Jill gave her a grateful smile; Eustace came up behind them and took a look at the ruined cookies, whistling at the sight.

"I thought you said you knew how to bake cookies, Pole," he remarked, picking up one of the charred objects and looking it over carefully. "This thing isn't even edible."

It was the wrong thing to say.

"Well that's nice, Scrubb!" Jill spun around, face red and blue eyes blazing. "You volunteer me to make the cookies, tease me about Salmonella, poke fun at my comments, steal the cookie dough, distract me so I forget about the cookies, and then tell me I can't cook?"

She ripped off the oven mitt and threw it at him, turning and storming out of the kitchen, cheeks flaming, and leaving a very bewildered Eustace standing there, holding the oven mitt and looking rather distressed.

No one said anything for a moment. All three of the Pevensies just stood there, staring at their cousin, who was now turning rather red himself.

"Aren't you going to go after her?" Lucy finally asked, giving him a significant look.

"After her!" Eustace sputtered. "Go after Pole…when she's angry?"

"You were the one that riled her up," Edmund remarked, earning a glare from Eustace.

"I didn't mean to; I was only stating the obvious! Heavens knows you can't eat burned cookies," their cousin protested.
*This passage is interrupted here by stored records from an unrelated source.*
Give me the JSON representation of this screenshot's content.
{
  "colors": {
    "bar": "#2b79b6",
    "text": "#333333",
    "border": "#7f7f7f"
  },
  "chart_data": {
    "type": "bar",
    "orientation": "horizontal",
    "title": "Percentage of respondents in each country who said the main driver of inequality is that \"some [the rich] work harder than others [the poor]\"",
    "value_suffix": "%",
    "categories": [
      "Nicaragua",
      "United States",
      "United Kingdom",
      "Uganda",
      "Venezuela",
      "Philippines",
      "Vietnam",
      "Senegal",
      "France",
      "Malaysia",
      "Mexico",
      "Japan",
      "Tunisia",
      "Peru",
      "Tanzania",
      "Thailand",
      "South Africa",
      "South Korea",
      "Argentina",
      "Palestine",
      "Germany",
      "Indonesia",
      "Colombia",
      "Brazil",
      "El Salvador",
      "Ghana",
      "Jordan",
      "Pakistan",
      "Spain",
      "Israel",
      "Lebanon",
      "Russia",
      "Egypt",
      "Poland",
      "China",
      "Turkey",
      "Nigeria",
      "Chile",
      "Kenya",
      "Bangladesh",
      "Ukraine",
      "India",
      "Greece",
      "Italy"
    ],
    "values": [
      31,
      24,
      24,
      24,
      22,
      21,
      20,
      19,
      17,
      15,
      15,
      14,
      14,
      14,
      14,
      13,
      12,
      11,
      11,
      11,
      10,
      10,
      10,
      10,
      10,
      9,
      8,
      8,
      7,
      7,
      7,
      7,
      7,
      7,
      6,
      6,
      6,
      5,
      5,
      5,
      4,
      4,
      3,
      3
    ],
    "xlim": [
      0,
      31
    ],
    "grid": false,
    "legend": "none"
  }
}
"But you didn't have to say so," Lucy retorted sternly.

No one spoke for another moment. Eustace stared at the kitchen door that Jill had gone through, still swinging back and forth. Then he swallowed hard.

"But I…"

"Go on, Eustace," Peter said quietly from his side of the room. "You're the one who began the quarrel. Go make it right."

Eustace looked down at his shoes, and squeezed his eyes tightly shut.

Oh WHY must I have a High King for an older cousin?

He looked up again, and locked eyes with Edmund. His cousin raised an eyebrow, and then jerked his head toward the door. With a sigh, Eustace marched forward and pushed through the door…

…just as Jill pushed through from the other side. The two collided in the doorway, and Jill fell forward, landing hard on the kitchen floor, while Eustace caught himself and grabbed onto the counter. Hesitating for only a fraction of a second, he reached down and grabbed her hand, pulling her gently to her feet.

"You all right?"

Jill nodded embarrassedly, blushing, but then meeting Eustace's gaze.

"Sorry. I shouldn't have stormed off like that."

Eustace gave her an apologetic grin and shook his head.

"My fault. I didn't mean it about the cookies."

"Yes you did," Jill retorted, her eyes glinting.

He shrugged and sighed.

"Forgive me?"

"Of course."

There was a moment of silence as the two friends stared at each other, and then they started to smile. Then Edmund cleared his throat.

"What'd I say? An old married couple; that's what you sound like. Quarrelling and forgiving each other-just like that." He snapped his fingers.

Everyone in the room turned to Edmund and gave him a glare. Lucy elbowed him, and he raised his eyebrows.

"What? What'd I say?"

Eustace and Jill exchanged a grin, and then Jill marched over to the counter, grabbing a burnt cookie and thrust it into a bewildered Edmund's hands.